どちらを買えば「後悔しない」買い物になるのか
NAS選びで最も避けるべき後悔は、「安さで選んだ結果、動作が遅くて使わなくなってしまうこと」です。特に「Synology Photos」などで大量の写真を管理したい場合、DS223jの処理待ち時間に耐えられず、結局使わなくなってしまう人もいます。
逆に、自分にとってオーバースペックなDS224+を買ってしまい、ただのバックアップにしか使っていないというケースもあります。しかし、この場合は「動作が速くて快適」というメリットは享受し続けられるため、実害は「初期投資が少し高かった」ことだけです。

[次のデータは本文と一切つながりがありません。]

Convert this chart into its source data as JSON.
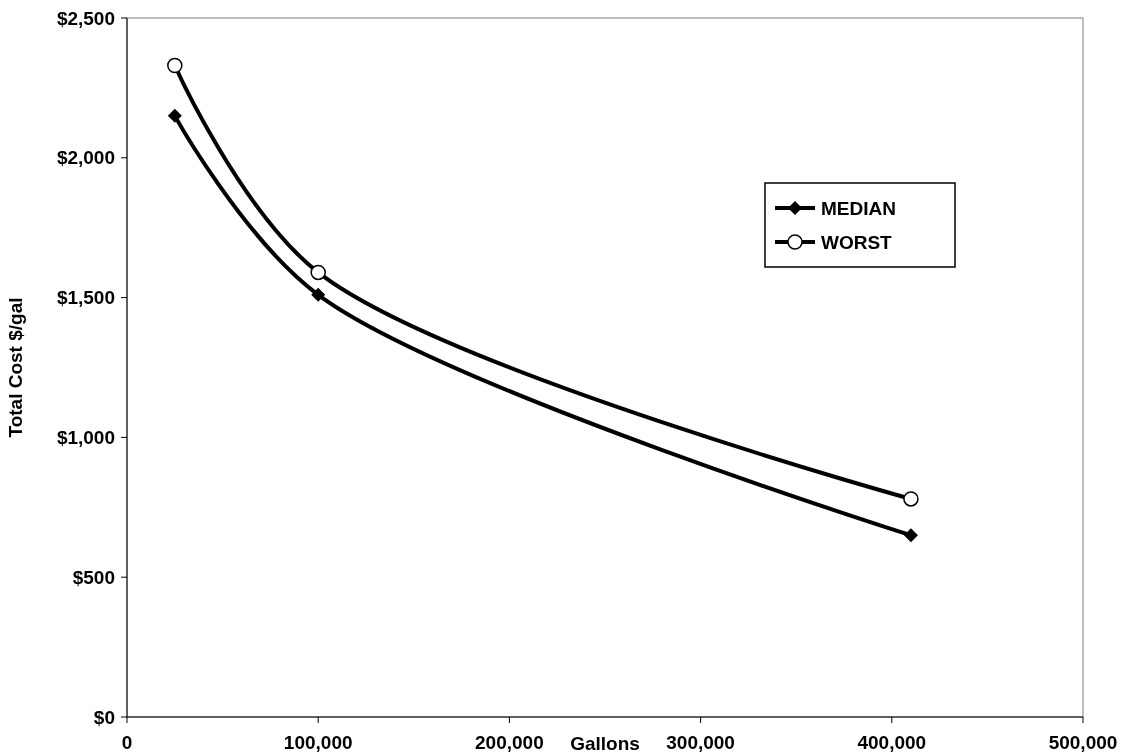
{
  "chart_data": {
    "type": "line",
    "xlabel": "Gallons",
    "ylabel": "Total Cost $/gal",
    "xlim": [
      0,
      500000
    ],
    "xticks": [
      0,
      {
        "value": 100000,
        "label": "100,000"
      },
      {
        "value": 200000,
        "label": "200,000"
      },
      {
        "value": 300000,
        "label": "300,000"
      },
      {
        "value": 400000,
        "label": "400,000"
      },
      {
        "value": 500000,
        "label": "500,000"
      }
    ],
    "ylim": [
      0,
      2500
    ],
    "yticks": [
      {
        "value": 0,
        "label": "$0"
      },
      {
        "value": 500,
        "label": "$500"
      },
      {
        "value": 1000,
        "label": "$1,000"
      },
      {
        "value": 1500,
        "label": "$1,500"
      },
      {
        "value": 2000,
        "label": "$2,000"
      },
      {
        "value": 2500,
        "label": "$2,500"
      }
    ],
    "x": [
      25000,
      100000,
      410000
    ],
    "series": [
      {
        "name": "MEDIAN",
        "color": "#000000",
        "marker": "diamond",
        "values": [
          2150,
          1510,
          650
        ]
      },
      {
        "name": "WORST",
        "color": "#000000",
        "marker": "circle",
        "values": [
          2330,
          1590,
          780
        ]
      }
    ],
    "legend": "right",
    "grid": false,
    "line_style": "solid"
  }
}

迷った時のアドバイスとしては、「少しでもNASで色々遊んでみたい」「家族みんなでサクサク使いたい」という気持ちが1%でもあるなら、頑張ってDS224+を選ぶことをおすすめします。その快適さは、数年後に振り返ったとき、間違いなく差額以上の価値を感じさせてくれるはずです。

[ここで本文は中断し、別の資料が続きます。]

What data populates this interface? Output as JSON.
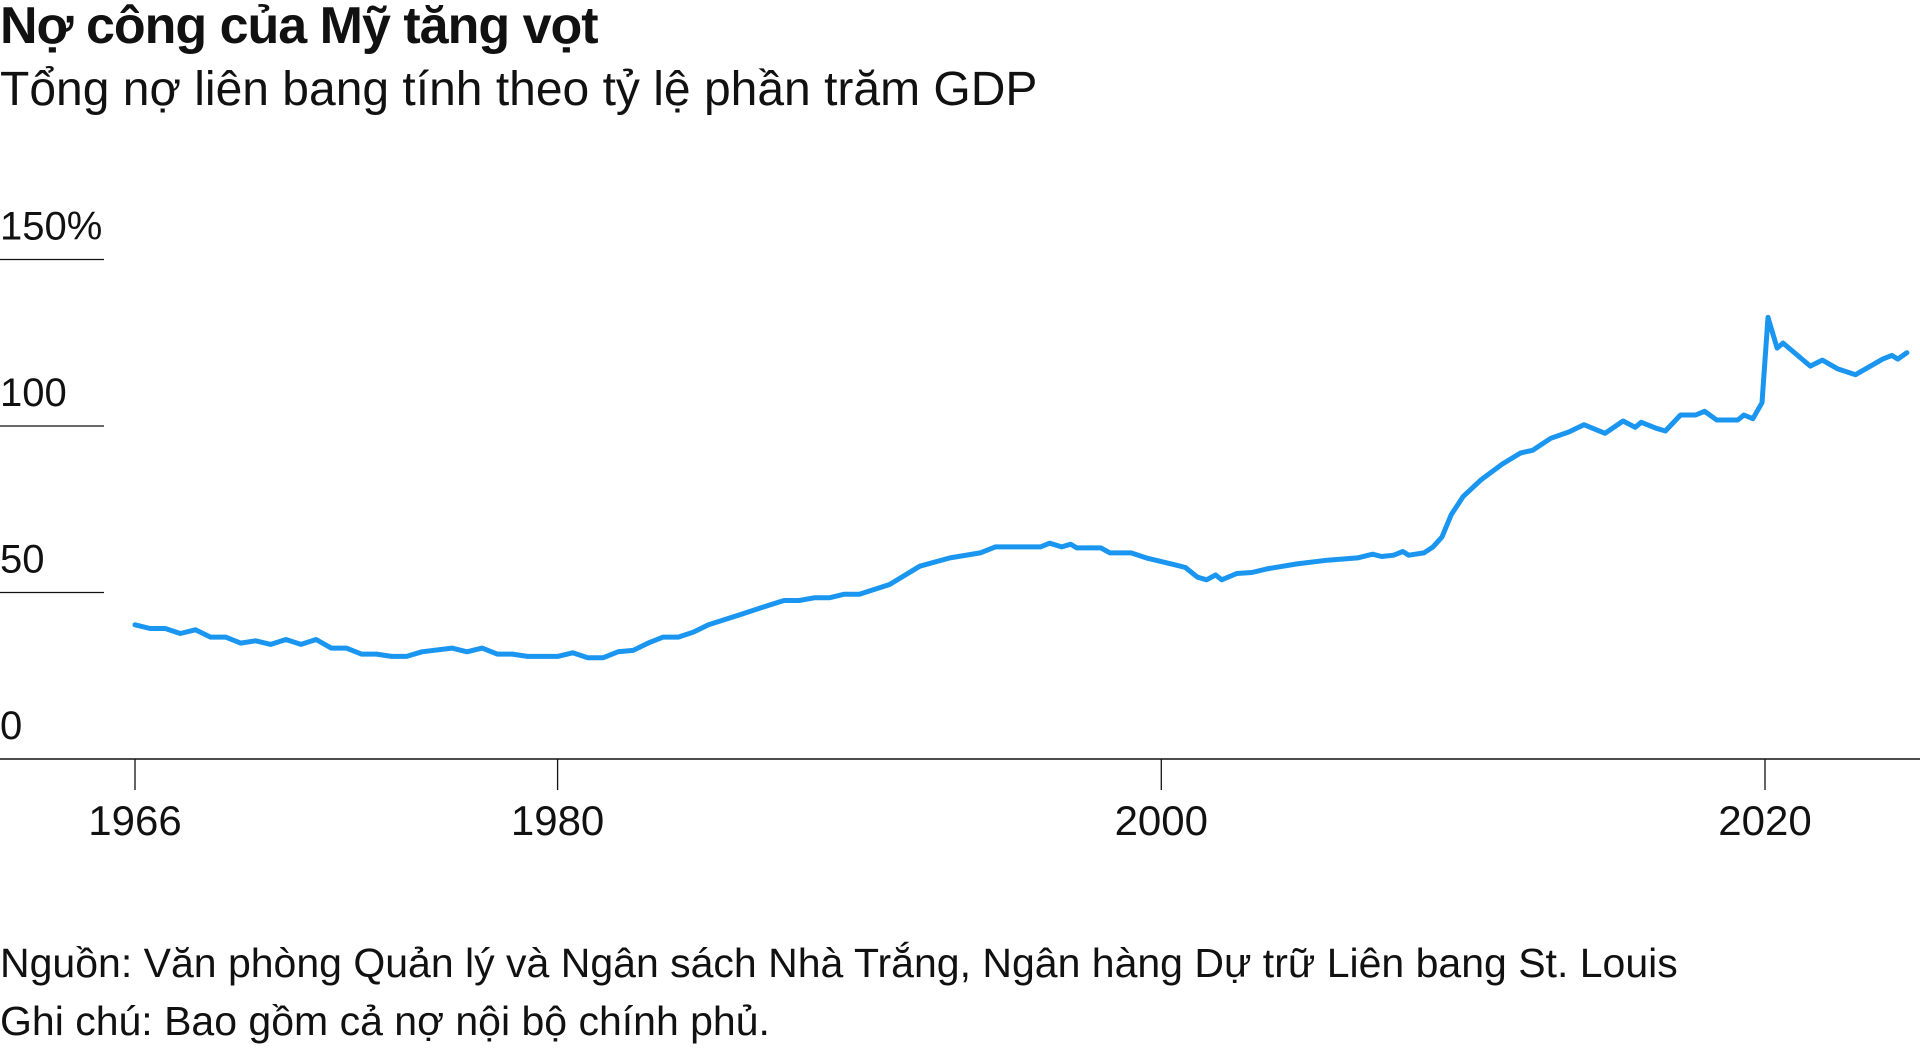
{
  "chart_data": {
    "type": "line",
    "title": "Nợ công của Mỹ tăng vọt",
    "subtitle": "Tổng nợ liên bang tính theo tỷ lệ phần trăm GDP",
    "xlabel": "",
    "ylabel": "",
    "xlim": [
      1964.9,
      2025.3
    ],
    "ylim": [
      0,
      150
    ],
    "y_ticks": [
      {
        "value": 150,
        "label": "150%"
      },
      {
        "value": 100,
        "label": "100"
      },
      {
        "value": 50,
        "label": "50"
      },
      {
        "value": 0,
        "label": "0"
      }
    ],
    "x_ticks": [
      {
        "value": 1966,
        "label": "1966"
      },
      {
        "value": 1980,
        "label": "1980"
      },
      {
        "value": 2000,
        "label": "2000"
      },
      {
        "value": 2020,
        "label": "2020"
      }
    ],
    "grid": "horizontal-left-stubs",
    "color": "#1a96f0",
    "series": [
      {
        "name": "Tổng nợ liên bang (% GDP)",
        "x": [
          1966,
          1966.5,
          1967,
          1967.5,
          1968,
          1968.5,
          1969,
          1969.5,
          1970,
          1970.5,
          1971,
          1971.5,
          1972,
          1972.5,
          1973,
          1973.5,
          1974,
          1974.5,
          1975,
          1975.5,
          1976.5,
          1977,
          1977.5,
          1978,
          1978.5,
          1979,
          1980,
          1980.5,
          1981,
          1981.5,
          1982,
          1982.5,
          1983,
          1983.5,
          1984,
          1984.5,
          1985,
          1986,
          1987,
          1987.5,
          1988,
          1988.5,
          1989,
          1989.5,
          1990,
          1991,
          1992,
          1993,
          1994,
          1994.5,
          1996,
          1996.3,
          1996.7,
          1997,
          1997.2,
          1998,
          1998.3,
          1999,
          1999.5,
          2000.5,
          2000.8,
          2001.2,
          2001.5,
          2001.8,
          2002,
          2002.5,
          2003,
          2003.5,
          2004.5,
          2005.5,
          2006.5,
          2007,
          2007.3,
          2007.7,
          2008,
          2008.2,
          2008.7,
          2009,
          2009.3,
          2009.6,
          2010,
          2010.6,
          2011.3,
          2011.9,
          2012.3,
          2012.9,
          2013.5,
          2014,
          2014.7,
          2015.3,
          2015.7,
          2015.9,
          2016.4,
          2016.7,
          2017.2,
          2017.7,
          2018,
          2018.4,
          2019.1,
          2019.3,
          2019.6,
          2019.9,
          2020.1,
          2020.4,
          2020.6,
          2021.5,
          2021.9,
          2022.4,
          2023.0,
          2023.9,
          2024.2,
          2024.4,
          2024.7
        ],
        "y": [
          40.3,
          39.2,
          39.2,
          37.7,
          38.8,
          36.6,
          36.6,
          34.8,
          35.5,
          34.4,
          35.9,
          34.4,
          35.9,
          33.3,
          33.3,
          31.5,
          31.5,
          30.8,
          30.8,
          32.2,
          33.3,
          32.2,
          33.3,
          31.5,
          31.5,
          30.8,
          30.8,
          31.9,
          30.4,
          30.4,
          32.2,
          32.6,
          34.8,
          36.6,
          36.6,
          38.1,
          40.3,
          43.2,
          46.2,
          47.6,
          47.6,
          48.4,
          48.4,
          49.5,
          49.5,
          52.4,
          57.9,
          60.4,
          61.9,
          63.7,
          63.7,
          64.8,
          63.7,
          64.5,
          63.4,
          63.4,
          61.9,
          61.9,
          60.4,
          58.2,
          57.5,
          54.6,
          53.8,
          55.3,
          53.8,
          55.7,
          56.0,
          57.1,
          58.6,
          59.7,
          60.4,
          61.5,
          60.8,
          61.2,
          62.3,
          61.2,
          61.9,
          63.7,
          66.7,
          73.3,
          78.8,
          83.9,
          88.6,
          91.9,
          92.7,
          96.3,
          98.2,
          100.4,
          97.8,
          101.5,
          99.6,
          101.1,
          99.3,
          98.5,
          103.3,
          103.3,
          104.4,
          101.8,
          101.8,
          103.3,
          102.2,
          107.0,
          132.6,
          123.4,
          124.9,
          118.0,
          119.8,
          117.2,
          115.4,
          120.1,
          121.2,
          120.1,
          122.0
        ]
      }
    ]
  },
  "footer": {
    "source": "Nguồn: Văn phòng Quản lý và Ngân sách Nhà Trắng, Ngân hàng Dự trữ Liên bang St. Louis",
    "note": "Ghi chú: Bao gồm cả nợ nội bộ chính phủ."
  }
}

まとめ:Synology DS223jとDS224+の違いを理解して最適な1台を
SynologyのDS223jとDS224+は、どちらも非常に完成度の高いNASですが、その性格は大きく異なります。最後に、それぞれのモデルがどのような人に向いているのかを簡潔にまとめます。
DS223jがおすすめな人
・初めてのNASで、まずは予算を抑えて導入したい
・スマホやPCのバックアップ、ファイル共有ができれば十分
・同時にアクセスするのは自分や家族など、少人数に限られる
・白を基調としたインテリアに馴染むデザインが好み
DS224+がおすすめな人
・管理画面の操作やアプリの起動など、サクサクとした快適さを重視する
・「スナップショット」による最強のデータ保護機能を手に入れたい
・メモリを増設して、Dockerや仮想マシンなど高度な機能を使い倒したい
・仕事のデータや大量の動画など、負荷の高い作業を想定している
DS223jは「シンプルで手軽な保存場所」を求める方に最適なエントリー機であり、DS224+は「可能性が無限に広がる万能サーバー」を求める方にふさわしい上位機です。自分のライフスタイルやデータの重要度、そして「どこまでNASを使いこなしたいか」を基準に選べば、後悔のない買い物ができます。
大切なデータをどこに預けるかは、デジタルライフの質を左右する大きな決断です。この記事が、あなたにとって最高のNAS選びの参考になれば幸いです。